No, trains will operate as regularly scheduled between London St Pancras International and Paris, Brussels, and Amsterdam. However, making connections on strike days may prove challenging.
Is it possible for the strike to be canceled?
It seems highly improbable. The two parties are not in close agreement. Since the start of national strikes in the summer of 2022, train conductors who are members of Aslef have gone on strike 14 times before.
Aslef is requesting a salary increase without any conditions for train drivers who have gone without an increase for four and a half years.
The Rail Delivery Group (RDG) had previously proposed a deal that was dependent on changes to how work is structured, but the union leaders declined it without giving members a chance to vote.
Mick Whelan, the general secretary of Aslef, stated that their goal is to successfully resolve this conflict and secure a substantial salary increase for train operators. It has been two years since their last pay raise, yet the cost of living has significantly increased during that period.
“Our members have expressed their opinions and we are aware of their thoughts. Each time they vote, which they have done in large numbers, to go on strike in order to obtain a fair increase in pay, it serves as a strong rejection of the offer that was presented in April.”
The offer from the RDG was an attempt to take control of all of our terms and conditions, and it was made knowing that it would not be accepted.
He criticized the transportation secretary, Mark Harper, for being “absent during this conflict”.
A representative from the Department for Transport expressed disappointment with Aslef’s choice to focus on the public and hospitality industries during the start of the holiday season.
During the pandemic, individuals who pay taxes gave a sum of £1,000 per household to safeguard the employment of train drivers. Rather than going on strike, Aslef should consider emulating the actions of other rail unions and allowing their members to vote on the reasonable salary agreement.
The Rail Delivery Group’s representative stated that the strike organized by Aslef leaders is completely unnecessary and will unfortunately cause disruptions for customers and businesses during the important holiday season.
The industry’s proposal, which aims to increase the average driver’s base salary for a four-day week from £60,000 to almost £65,000, is still available and reasonable.
“We strongly urge the Aslef leaders to present this to their members, return Christmas to our passengers, and bring an end to this harmful labor dispute.”
Is there any additional difficulty looming?

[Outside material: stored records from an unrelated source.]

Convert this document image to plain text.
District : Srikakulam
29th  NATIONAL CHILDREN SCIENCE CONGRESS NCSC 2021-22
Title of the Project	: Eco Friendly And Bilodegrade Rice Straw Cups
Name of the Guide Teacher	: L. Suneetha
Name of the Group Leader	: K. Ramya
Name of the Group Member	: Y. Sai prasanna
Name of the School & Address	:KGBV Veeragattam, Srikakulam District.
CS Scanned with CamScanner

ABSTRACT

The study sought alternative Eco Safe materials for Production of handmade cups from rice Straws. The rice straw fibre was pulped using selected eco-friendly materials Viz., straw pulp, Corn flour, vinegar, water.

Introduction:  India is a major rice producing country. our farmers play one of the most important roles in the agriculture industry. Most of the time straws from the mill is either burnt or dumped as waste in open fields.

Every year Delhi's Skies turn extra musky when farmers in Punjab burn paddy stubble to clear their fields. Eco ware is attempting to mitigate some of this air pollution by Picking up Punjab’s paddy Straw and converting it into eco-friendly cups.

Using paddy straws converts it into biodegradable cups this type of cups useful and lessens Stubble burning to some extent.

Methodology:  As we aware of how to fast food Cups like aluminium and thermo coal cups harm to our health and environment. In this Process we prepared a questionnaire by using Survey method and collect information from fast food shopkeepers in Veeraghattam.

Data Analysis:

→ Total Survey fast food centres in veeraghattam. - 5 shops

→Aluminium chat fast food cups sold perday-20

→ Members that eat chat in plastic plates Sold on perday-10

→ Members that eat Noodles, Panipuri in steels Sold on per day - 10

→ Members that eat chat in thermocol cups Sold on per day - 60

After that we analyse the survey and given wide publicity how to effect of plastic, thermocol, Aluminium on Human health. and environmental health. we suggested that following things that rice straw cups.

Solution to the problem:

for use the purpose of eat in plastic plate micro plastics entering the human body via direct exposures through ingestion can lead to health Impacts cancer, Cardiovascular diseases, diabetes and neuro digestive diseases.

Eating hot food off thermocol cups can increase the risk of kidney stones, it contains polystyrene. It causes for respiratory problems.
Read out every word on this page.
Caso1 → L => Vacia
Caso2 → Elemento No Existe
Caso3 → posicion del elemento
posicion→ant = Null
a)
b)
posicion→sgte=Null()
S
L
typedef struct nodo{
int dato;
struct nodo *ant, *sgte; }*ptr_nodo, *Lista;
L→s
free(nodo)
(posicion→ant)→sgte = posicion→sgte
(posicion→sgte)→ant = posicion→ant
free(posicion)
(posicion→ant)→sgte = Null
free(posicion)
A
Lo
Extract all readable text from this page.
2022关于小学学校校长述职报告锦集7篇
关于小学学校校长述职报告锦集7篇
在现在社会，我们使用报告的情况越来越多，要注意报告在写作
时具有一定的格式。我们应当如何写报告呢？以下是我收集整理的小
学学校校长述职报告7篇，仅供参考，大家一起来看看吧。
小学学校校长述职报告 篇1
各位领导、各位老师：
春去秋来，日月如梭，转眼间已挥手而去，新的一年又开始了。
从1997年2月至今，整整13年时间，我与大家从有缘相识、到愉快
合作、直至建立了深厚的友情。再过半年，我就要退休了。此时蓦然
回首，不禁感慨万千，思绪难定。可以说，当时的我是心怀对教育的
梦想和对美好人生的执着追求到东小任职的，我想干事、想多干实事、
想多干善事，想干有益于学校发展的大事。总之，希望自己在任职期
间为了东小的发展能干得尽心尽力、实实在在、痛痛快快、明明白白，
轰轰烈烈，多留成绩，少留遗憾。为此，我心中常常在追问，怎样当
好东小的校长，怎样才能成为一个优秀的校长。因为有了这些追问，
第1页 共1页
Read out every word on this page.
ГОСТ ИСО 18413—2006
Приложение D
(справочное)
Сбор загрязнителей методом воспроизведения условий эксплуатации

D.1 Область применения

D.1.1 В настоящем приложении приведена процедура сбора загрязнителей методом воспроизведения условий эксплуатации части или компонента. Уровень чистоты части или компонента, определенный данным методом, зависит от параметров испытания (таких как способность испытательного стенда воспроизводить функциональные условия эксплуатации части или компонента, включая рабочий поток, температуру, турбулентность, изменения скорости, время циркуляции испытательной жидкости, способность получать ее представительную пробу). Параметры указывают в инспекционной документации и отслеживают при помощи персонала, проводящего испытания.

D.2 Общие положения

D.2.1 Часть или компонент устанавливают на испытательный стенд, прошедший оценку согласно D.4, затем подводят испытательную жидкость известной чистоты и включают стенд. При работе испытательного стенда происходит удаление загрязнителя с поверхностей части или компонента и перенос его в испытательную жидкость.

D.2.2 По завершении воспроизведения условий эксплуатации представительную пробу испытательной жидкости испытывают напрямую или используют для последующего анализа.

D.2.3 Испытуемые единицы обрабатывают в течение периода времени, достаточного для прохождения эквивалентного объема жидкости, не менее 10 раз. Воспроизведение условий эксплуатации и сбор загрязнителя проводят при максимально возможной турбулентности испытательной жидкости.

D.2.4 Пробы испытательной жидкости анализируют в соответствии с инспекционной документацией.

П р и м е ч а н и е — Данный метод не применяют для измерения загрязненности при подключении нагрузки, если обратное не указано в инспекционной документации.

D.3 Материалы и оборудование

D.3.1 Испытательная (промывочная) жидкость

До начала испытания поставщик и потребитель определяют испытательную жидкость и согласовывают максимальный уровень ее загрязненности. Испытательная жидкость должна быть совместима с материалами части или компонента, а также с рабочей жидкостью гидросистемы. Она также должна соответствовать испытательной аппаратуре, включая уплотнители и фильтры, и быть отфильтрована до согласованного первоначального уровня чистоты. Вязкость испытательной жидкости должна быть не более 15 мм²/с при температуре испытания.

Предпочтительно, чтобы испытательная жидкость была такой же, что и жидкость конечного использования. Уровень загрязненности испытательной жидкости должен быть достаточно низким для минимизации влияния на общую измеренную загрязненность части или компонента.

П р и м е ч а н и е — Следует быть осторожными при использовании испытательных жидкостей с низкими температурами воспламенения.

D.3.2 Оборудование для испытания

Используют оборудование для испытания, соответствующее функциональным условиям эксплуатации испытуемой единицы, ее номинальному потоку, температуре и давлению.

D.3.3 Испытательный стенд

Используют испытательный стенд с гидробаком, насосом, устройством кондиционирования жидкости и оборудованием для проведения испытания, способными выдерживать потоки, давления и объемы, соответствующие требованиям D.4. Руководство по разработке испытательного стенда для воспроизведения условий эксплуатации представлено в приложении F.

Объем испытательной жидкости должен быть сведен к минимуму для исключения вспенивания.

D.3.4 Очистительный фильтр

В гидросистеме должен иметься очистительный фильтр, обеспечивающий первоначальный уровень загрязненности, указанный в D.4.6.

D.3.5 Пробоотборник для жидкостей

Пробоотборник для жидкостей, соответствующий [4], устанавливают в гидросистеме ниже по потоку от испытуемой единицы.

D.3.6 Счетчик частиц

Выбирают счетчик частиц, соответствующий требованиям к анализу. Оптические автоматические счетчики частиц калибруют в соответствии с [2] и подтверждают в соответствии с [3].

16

The primary railway union, RMT, is currently at odds with the train companies. However, they are voting on a proposed pay increase of 5 percent without any conditions, followed by discussions at the local level. It appears that this offer will be approved.
What other options are available?
As usual, bus companies that operate long-distance coaches – National Express, Megabus, and FlixBus – will continue to operate. However, available seats are becoming limited and ticket prices are increasing.
Airline ticket prices for domestic flights originating from London airports, Bristol, Exeter, and Southampton and heading to Newcastle, Edinburgh, and Glasgow are expected to rise during the scheduled strike days.